Biodiversity threats

With the EU doubling its dependency on maize imports over the past decade or more (from around 10% to 20%) - in part due to domestic droughts - 90% of imports are found to come from low and medium climate-vulnerability countries, while 67% are sourced from countries with a medium* or below biodiversity ranking (*where medium is significantly below the levels of biodiversity intactness considered safe).

However, as the world's biggest producer and exporter of chocolate, it is the EU's chocolate industry - worth an estimated US$50bn - that faces the biggest threat, with 97% of its prime input of cocoa coming from countries with a low-medium or below climate score, while 77% comes from countries with a medium or below biodiversity rating.

European imports of cocoa are centred on a few countries in West Africa - Ivory Coast, Ghana, Cameroon, Nigeria - which are experiencing overlapping climate and biodiversity impacts. All are predicted to see the current negative trends for climate and biodiversity worsen into 2030 and over the following decades.

"The European Union has forked out an increasing price for cocoa imports as a result of these environmental pressures, with the total value of imports increasing by 41% over the last year," says Hyslop.

"The increasing value has also been driven by climate-related increases in the price of sugar, highlighting the environmental 'double whammy' facing not only chocolatiers but other kinds of producers using multiple environmentally-sensitive inputs."

Policy response

While the EU produces a wide range of food for its own consumption, the bloc still relies on agri-food imports. In 2023, the EU27 imported €158.6 billion's worth of agri- food goods from all corners of the globe. The value of these imports hovers just under 10% of total EU food consumption expenditure.

Dr Mark Workman, director of Foresight Transitions and co-author of the report, says:

"It is clear from this context that imports are integral to the EU's food security and that our research in turn demonstrates that this food security is increasingly threatened by the twin climate and biodiversity vulnerabilities of partner countries.

"While it is fashionable to argue that reshoring addresses such vulnerabilities, the truth is that it would by itself be a wholly insufficient response. Not only would the EU struggle to grow some of these commodities in large quantities, it is facing its own climate and biodiversity threats - not to mention the unpalatable land-use implications of significant reshoring of food production."

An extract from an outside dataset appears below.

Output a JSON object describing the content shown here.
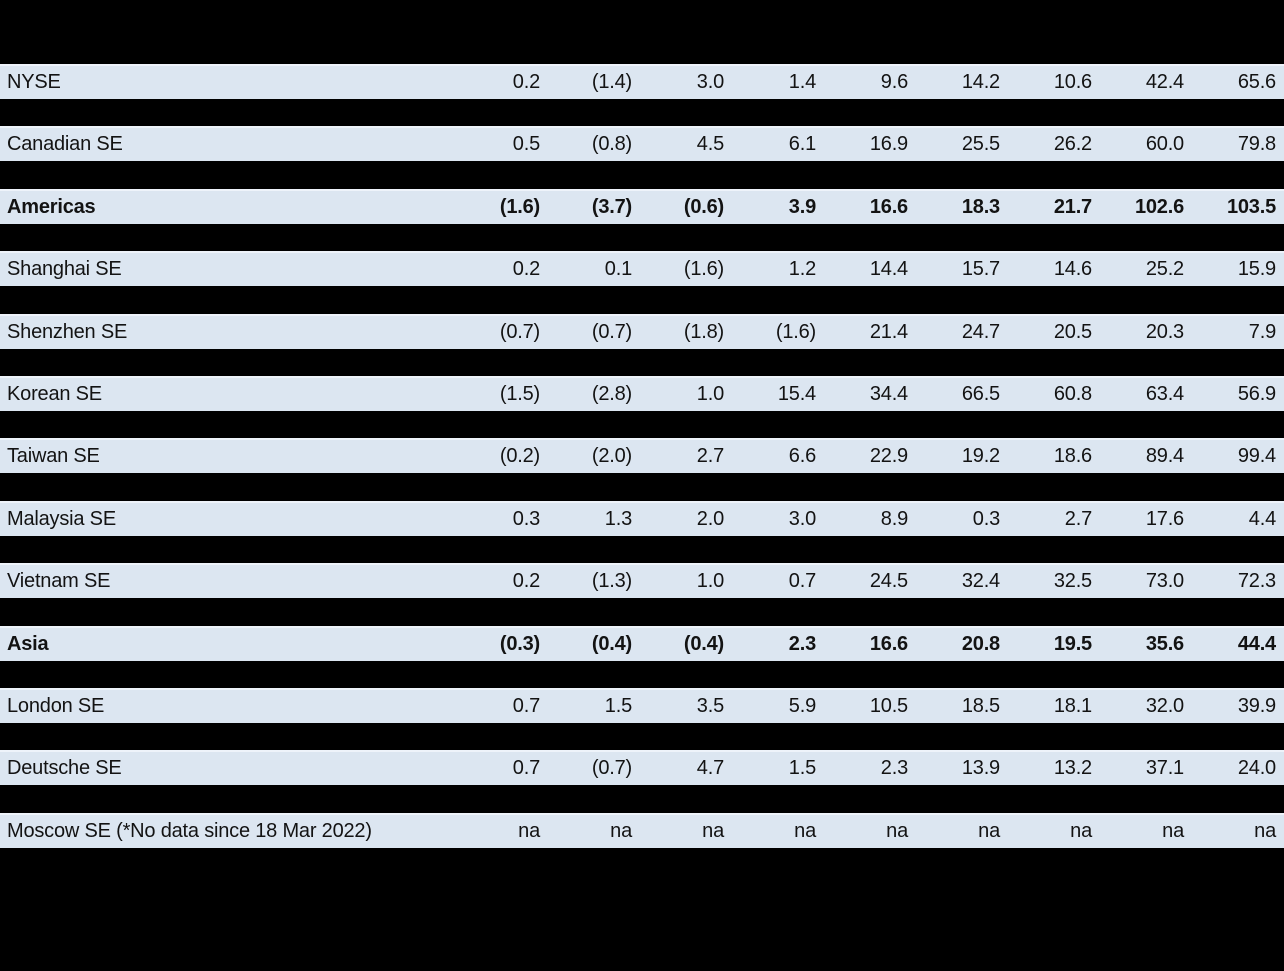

"It is therefore entirely in the self-interest of EU policymakers to get serious about investing in the climate resilience of partner producers as well as overseas trading infrastructure such as ports that support this trade and are also subject to environmental stresses.

"This is an important message to convey at a time when overseas aid budgets are often being pitted against investments in defence and security - but the truth is they are two sides of the same coin.

The report sets out a series of policy recommendations to help secure the EU's food imports, such as measures to support smallholder farmers who supply the majority of cocoa to the EU.